Pourtant, même quand le désir devient émancipé et souverain, il a une tendance à se dépasser dialectiquement, car la recherche incessante du plaisir conduit souvent à des rencontres avec la mort, ce qui peut causer une réévaluation fondamentale de la vie et de ses priorités. Comme disait William Blake, « L’idiot qui persiste dans sa stupidité deviendra sage ». De plus, tant que les hédonistes souhaitent devenir de simples animaux heureux, ils restent des êtres humains incomplets. L’âme humaine contient malgré tout des aspirations à quelque chose de plus que le simple assouvissement des désirs naturels. Ces aspirations sont en outre étroitement entremêlées à ces désirs. Par exemple, les simples désirs naturels sont peu nombreux et facilement satisfaits. Mais l’imagination humaine peut multiplier les désirs à l’infini. La plupart de ces désirs artificiels, de plus, visent des objets qui satisfont un besoin d’honneur, de reconnaissance, de statut, pas de simples conforts de créature naturelle. L’hédonisme n’est pas une existence animale, mais simplement une existence humaine pervertie et profanée.

Il y aura donc toujours un « surplus » d’humanité au-dessus de ce qui peut être satisfait par des désirs naturels. Ce surplus exige aussi d’être satisfait, causant une insatisfaction et une agitation profondes dans chaque hédoniste. Cette agitation peut aussi conduire, en fin de compte, à une rencontre transformatrice avec la mort.

Si la vie animale vise seulement au contentement, à la plénitude, à la complétude – l’accomplissement de nos désirs naturels –, alors un mode d’existence humain apparaît quand les hominidés mortifient leur chair au nom de quelque chose de supérieur.

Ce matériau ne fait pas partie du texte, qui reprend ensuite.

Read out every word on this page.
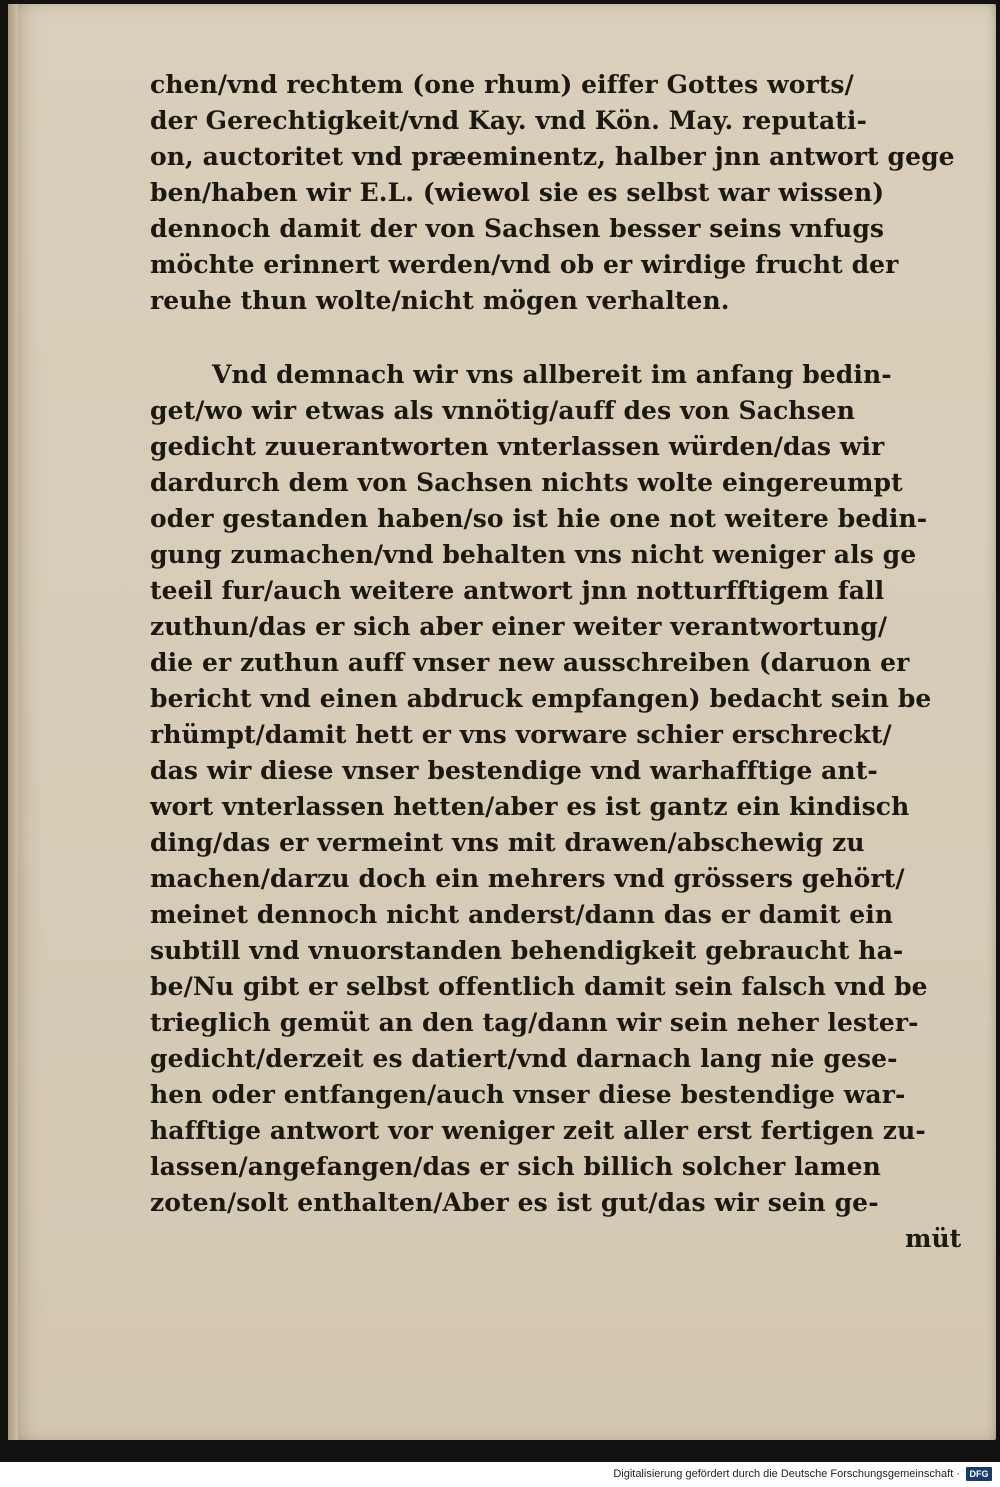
chen/vnd rechtem (one rhum) eiffer Gottes worts/
der Gerechtigkeit/vnd Kay. vnd Kön. May. reputati-
on, auctoritet vnd præeminentz, halber jnn antwort gege
ben/haben wir E.L. (wiewol sie es selbst war wissen)
dennoch damit der von Sachsen besser seins vnfugs
möchte erinnert werden/vnd ob er wirdige frucht der
reuhe thun wolte/nicht mögen verhalten.
Vnd demnach wir vns allbereit im anfang bedin-
get/wo wir etwas als vnnötig/auff des von Sachsen
gedicht zuuerantworten vnterlassen würden/das wir
dardurch dem von Sachsen nichts wolte eingereumpt
oder gestanden haben/so ist hie one not weitere bedin-
gung zumachen/vnd behalten vns nicht weniger als ge
teeil fur/auch weitere antwort jnn notturfftigem fall
zuthun/das er sich aber einer weiter verantwortung/
die er zuthun auff vnser new ausschreiben (daruon er
bericht vnd einen abdruck empfangen) bedacht sein be
rhümpt/damit hett er vns vorware schier erschreckt/
das wir diese vnser bestendige vnd warhafftige ant-
wort vnterlassen hetten/aber es ist gantz ein kindisch
ding/das er vermeint vns mit drawen/abschewig zu
machen/darzu doch ein mehrers vnd grössers gehört/
meinet dennoch nicht anderst/dann das er damit ein
subtill vnd vnuorstanden behendigkeit gebraucht ha-
be/Nu gibt er selbst offentlich damit sein falsch vnd be
trieglich gemüt an den tag/dann wir sein neher lester-
gedicht/derzeit es datiert/vnd darnach lang nie gese-
hen oder entfangen/auch vnser diese bestendige war-
hafftige antwort vor weniger zeit aller erst fertigen zu-
lassen/angefangen/das er sich billich solcher lamen
zoten/solt enthalten/Aber es ist gut/das wir sein ge-
müt
Digitalisierung gefördert durch die Deutsche Forschungsgemeinschaft ·	DFG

Hegel pensait que la perforation de la chair était la première expression de l’esprit humain dans l’existence animale. Cela jette un éclairage intéressant sur la popularité du piercing et du tatouage dans le contexte de la culture postmoderne, ce qui sera le sujet d’un prochain article.

Pour Hegel, cependant, la rencontre vraiment anthropo-génétique avec la mort n’est pas la « petite mort » de l’auto-mortification, mais plutôt un combat à mort intentionnellement entrepris pour l’honneur, ce qui sera aussi le sujet d’un prochain article.

Note

Ceci est le premier d’une série d’articles que je suis en train de transposer et d’adapter à partir de diverses recensions de films pour en faire des articles indépendants enfin d’encourager une diffusion et une discussion plus grandes.